The different servers are used as different “sources” so the relative path of products from the different sources will not be the same, but every product that has the same file name is interchangeable (“identical” for our purposes.) So using the file name is correct in this case.
Files That Change Too Often (mdelaylatest)
method: wait until file is x seconds old before forwarding.
NOTE: This is an additional filter to duplicate suppression, and the above methods can be used in conjunction with mdelaylatest. this filter is ideally applied before duplicate suppression to reduce the database size.
In the configuration file:
mdelay 30
flowcb_prepend sarracenia.flowcb.mdelaylatest.MDelayLatest
Delay all files by 30 seconds, if multiple versions are produced before the file is 30 seconds old, then only send the last one, when it is 30 seconds old.
use case: In some cases, there are data sources that overwrite files very often. If the files are large (take a long time to copy) or there is queuing (the subscriber is some time behind the producer.), an algorithm could overwrite a file, or append to it, three or four times before having a “final” version that will last some time.
if network has a propagation delay that is longer than the overwrite period, then by the time the consumer requests the file, it will be different (potentially causing checksum mismatches.) or, if it is fast enough, copying a file that will not last more than a few seconds could be a waste of bandwidth and processing.
Weatheroffice citypages
( https://hpfx.collab.science.gc.ca/YYYYMMDD/WXO-DD/citypage_weather/ )

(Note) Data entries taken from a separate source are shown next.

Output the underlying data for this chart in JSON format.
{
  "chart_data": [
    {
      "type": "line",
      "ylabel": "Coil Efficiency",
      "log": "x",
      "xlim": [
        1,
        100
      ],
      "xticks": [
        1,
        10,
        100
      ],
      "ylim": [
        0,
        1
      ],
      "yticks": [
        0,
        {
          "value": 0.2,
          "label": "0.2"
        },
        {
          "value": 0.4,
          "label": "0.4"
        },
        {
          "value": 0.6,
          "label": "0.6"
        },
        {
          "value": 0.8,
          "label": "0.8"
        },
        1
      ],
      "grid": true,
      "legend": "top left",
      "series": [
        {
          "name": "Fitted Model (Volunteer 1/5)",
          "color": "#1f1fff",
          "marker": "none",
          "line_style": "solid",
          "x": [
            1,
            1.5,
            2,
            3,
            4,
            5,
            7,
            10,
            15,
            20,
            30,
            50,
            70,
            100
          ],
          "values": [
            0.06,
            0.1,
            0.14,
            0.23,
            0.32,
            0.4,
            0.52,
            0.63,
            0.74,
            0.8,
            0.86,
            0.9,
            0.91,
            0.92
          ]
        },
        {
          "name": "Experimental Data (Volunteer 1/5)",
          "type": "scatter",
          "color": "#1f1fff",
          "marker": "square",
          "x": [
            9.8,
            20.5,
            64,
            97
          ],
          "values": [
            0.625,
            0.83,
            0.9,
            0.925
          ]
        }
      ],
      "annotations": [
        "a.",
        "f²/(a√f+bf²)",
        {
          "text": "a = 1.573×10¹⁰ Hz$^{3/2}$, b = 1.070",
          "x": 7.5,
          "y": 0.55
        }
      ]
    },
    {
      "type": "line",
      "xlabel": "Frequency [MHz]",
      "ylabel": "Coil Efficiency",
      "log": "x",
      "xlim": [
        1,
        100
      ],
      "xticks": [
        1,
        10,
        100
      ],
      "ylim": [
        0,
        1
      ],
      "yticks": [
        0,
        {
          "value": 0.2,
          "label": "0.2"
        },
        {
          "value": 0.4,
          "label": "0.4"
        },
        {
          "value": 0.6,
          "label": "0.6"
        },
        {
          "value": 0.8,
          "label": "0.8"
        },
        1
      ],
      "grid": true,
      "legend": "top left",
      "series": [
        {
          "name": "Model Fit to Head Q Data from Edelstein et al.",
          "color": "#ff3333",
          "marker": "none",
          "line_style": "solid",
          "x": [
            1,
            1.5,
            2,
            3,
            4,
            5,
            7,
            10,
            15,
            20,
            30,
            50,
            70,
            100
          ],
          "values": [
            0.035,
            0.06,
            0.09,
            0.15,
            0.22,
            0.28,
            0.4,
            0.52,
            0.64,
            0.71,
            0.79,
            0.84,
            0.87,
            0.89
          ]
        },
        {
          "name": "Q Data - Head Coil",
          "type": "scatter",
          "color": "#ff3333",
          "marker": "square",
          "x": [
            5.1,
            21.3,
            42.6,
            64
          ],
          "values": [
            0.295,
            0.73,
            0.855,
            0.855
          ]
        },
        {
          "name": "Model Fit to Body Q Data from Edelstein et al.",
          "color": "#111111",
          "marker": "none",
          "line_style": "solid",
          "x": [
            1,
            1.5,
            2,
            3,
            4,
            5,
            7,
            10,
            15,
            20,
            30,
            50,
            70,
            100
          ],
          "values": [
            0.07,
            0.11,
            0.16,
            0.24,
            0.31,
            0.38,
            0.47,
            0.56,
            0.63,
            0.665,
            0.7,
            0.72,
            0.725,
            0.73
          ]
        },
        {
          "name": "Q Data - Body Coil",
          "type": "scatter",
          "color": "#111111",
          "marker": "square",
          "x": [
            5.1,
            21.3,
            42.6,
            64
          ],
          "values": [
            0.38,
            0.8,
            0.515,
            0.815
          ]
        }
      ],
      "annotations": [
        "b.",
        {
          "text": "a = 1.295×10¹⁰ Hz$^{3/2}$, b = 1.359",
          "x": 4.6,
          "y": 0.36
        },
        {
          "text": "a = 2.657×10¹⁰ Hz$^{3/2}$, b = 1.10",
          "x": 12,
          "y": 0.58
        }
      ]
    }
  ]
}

The citypages are a compound product (derived from many separate upstream products.) The script that creates the citypage products seems to write a header, then some records, then at the very end, a footer. there were many cases of files being transmitted as invalid xml because the footer is missing, leaving some XML entities incomplete. One must wait until the script has finished writing the file before creating a notification message.
HPC mirrorring
In the high speed mirroring of data between high performance computing clusters, shell scripts often spend time appending records to files, perhaps hundreds of times per second. Once the script is complete, the file becomes read-only for consumers. It is not useful to transmit these intermediate values. A 100 byte file monitored using the shim library or an sr_watch, could be modified hundreds of times, causing a copy for every modification potentially triggering hundreds of copies. It is better to wait for the end of the update process, for the file to be quiescent, before posting a notification message.
Files That are Too Old
method: files that are too old are dropped.
in the configuration file:
fileAgeMax 600
Files which are older than 600 seconds (10 minutes) will not be considerred for transfer.
This is usually used with polls that have very long lasting directories on a remote server. example: a remote server has a permanent database of remote files.
It is often the case that nodupe_ttl should be greater than nodupe_fileAgeMax to prevent files from aging out of the cache before they are considered “too old” and then being (erroneously) re-ingested. A warning message is emitted if this is the case in a poll on startup.
Roll Your Own
In the configuration file:
your_settings
flowcb_prepend your_class.YourClass
If none of the built-in methods of duplicate suppression work for your use case, you can subclass sarracenia.flowcb.nodupe and derive keys in a different way. See the sarracenia.flowcb.nodupe.name and sarracenia.flowcb.nodupe.data classes for examples of how to do so.
One can also implement a filter that sets the nodupe_override field in the message:
msg['nodupe_override] = { 'key': your_key, 'path': your_path }
and the standard duplicate suppression method will use the provided key and value. There is also a helper function available in the nodupe class:
def deriveKey(self, msg) --> str
which will look at the fields in the message and derive the normal key that would be generated for a message, which you can then modify if only looking for a small change.